Nachwuchs ist Einsatzkräften ganz dicht auf den Fersen

Mitglieder der Gersdorfer Jugendfeuerwehr sind zur jüngsten Gemeinderatssitzung geehrt worden. Sie hatten die bundesweit höchstmögliche Auszeichnung erkämpft.

Gersdorf.

Max Uhlig fasst seine Motivation lachend in knappe Worte: "Mich haben schon immer große rote Autos interessiert." Genau deshalb ist der 14-Jährige 2013 bei der Gersdorfer Jugendfeuerwehr gelandet. Ein wenig ist auch sein Vater schuld daran. Er selbst kam übers DRK zur Gersdorfer Feuerwehr und hat ihn quasi mit dem Feuerwehr-Virus infiziert. Obwohl Max in Hohndorf wohnt, verstärkt er die Gersdorfer Truppe.

Und er gehört zusammen mit den Gersdorferinnen Vanessa Könitz (18) und Leonie Freier (15) zum Trio der Jugendwehr, das kürzlich die höchste Auszeichnung bekam, die bundesweit an junge Feuerwehrleute verliehen wird - die Leistungsspange. "Dafür müssen sie wirklich etwas leisten", sagt Torsten Knöbel, seit 2008 Leiter der Gersdorfer Jugendwehr. Die Jugendlichen absolvierten dafür einen theoretischen Teil. Im praktischen standen dann Disziplinen wie beispielsweise Kugelstoßen und Staffellauf an, ebenso eine Prüfung in der Disziplin Löschangriff an. Dabei bildeten die Gersdorfer ein Team mit fünf Jugendlichen der freiwilligen Lichtensteiner Wehr, die beim Kreisjugendfeuerwehrtag im "Kiez" am Schneeberger Filzteich antraten und mit Bravour bestanden.

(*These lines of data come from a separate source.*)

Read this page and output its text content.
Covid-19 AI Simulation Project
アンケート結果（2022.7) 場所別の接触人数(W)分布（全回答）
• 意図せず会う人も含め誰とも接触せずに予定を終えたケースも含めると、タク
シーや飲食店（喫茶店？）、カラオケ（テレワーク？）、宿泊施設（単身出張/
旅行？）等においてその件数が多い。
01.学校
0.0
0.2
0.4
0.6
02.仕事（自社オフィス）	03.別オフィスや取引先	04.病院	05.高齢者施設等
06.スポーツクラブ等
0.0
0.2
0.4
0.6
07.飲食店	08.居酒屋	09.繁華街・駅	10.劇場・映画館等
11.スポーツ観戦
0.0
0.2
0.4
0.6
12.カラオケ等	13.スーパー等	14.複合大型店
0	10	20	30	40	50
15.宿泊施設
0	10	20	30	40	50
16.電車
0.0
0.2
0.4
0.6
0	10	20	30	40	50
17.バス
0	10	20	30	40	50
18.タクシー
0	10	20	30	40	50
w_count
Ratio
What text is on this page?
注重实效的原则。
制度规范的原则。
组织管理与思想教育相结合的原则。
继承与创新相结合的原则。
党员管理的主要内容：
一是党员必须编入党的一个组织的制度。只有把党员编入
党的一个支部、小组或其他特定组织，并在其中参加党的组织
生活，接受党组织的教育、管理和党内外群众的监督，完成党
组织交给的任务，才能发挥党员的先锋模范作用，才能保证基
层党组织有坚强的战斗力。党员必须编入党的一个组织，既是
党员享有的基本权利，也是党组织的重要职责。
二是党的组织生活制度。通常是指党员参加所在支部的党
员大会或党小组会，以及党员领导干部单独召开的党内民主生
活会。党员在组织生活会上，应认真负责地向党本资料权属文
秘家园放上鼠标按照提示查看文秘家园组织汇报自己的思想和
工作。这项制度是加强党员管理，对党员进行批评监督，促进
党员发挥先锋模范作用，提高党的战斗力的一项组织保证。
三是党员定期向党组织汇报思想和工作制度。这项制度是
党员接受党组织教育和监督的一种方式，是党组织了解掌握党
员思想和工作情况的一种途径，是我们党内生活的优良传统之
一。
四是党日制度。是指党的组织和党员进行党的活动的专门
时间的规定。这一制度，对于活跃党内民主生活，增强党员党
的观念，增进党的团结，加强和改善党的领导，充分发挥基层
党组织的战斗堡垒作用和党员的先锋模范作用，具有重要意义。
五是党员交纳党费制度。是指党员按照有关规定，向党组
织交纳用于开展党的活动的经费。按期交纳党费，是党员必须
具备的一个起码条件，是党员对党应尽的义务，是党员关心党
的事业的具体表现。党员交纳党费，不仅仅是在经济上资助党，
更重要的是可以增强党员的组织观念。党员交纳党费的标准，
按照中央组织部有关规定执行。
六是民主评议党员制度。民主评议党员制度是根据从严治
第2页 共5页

Leonie Freier ist sogar schon ein Jahr länger bei der Wehr als Max. Sie ist die erste in der Familie, die es zur Feuerwehr gezogen hat. "Ich finde das einfach nur geil. Und mir gefällt der Zusammenhalt in der Truppe", gesteht sie. Alle Nachbarn seien bei der Feuerwehr. Und als sich die Wehr mal in der Grundschule vorgestellt hat, gefiel ihr das so sehr, dass sie sich anmeldete. Seitdem hat sie viel gebüffelt und bei den praktischen Übungen viel gelernt. Aller 14Tage gehen montags von 18 bis 20 Uhr die Jugendfeuerwehrdienste über die Bühne. "Dabei unterstützen mich weitere sechs Kameraden, die das zusätzlich zu ihrem aktiven Dienst bewältigen", sagt Torsten Knöbel. Er leitet quasi die hauseigene Kaderschmiede der Wehr, zu der zurzeit 24 Kinder und Jugendliche im Alter von 8 bis 18 Jahren, davon neun Mädchen gehören. Im Jahr 2017/2018 konnte Knöbel sechs Jugendliche in die aktive Truppe abgeben. Seit diesem Jahr verstärken erneut vier die Einsatzkräfte. "Wir können den Bedarf bisher immer aus der eigenen Truppe decken", sagt er. Auch Leonie freut sich schon auf den Tag ihrer Übernahme in den aktiven Dienst. "Angst vor dem ersten großen Einsatz habe ich nicht, das ist vielleicht auch das falsche Wort. Aber Respekt schon", sagt sie. "Den sollte man auch nicht verlieren, denn bei Einsätzen kann es immer zu Situationen kommen, bei denen das eigene Leben in Gefahr gerät", sagt Torsten Knöbel.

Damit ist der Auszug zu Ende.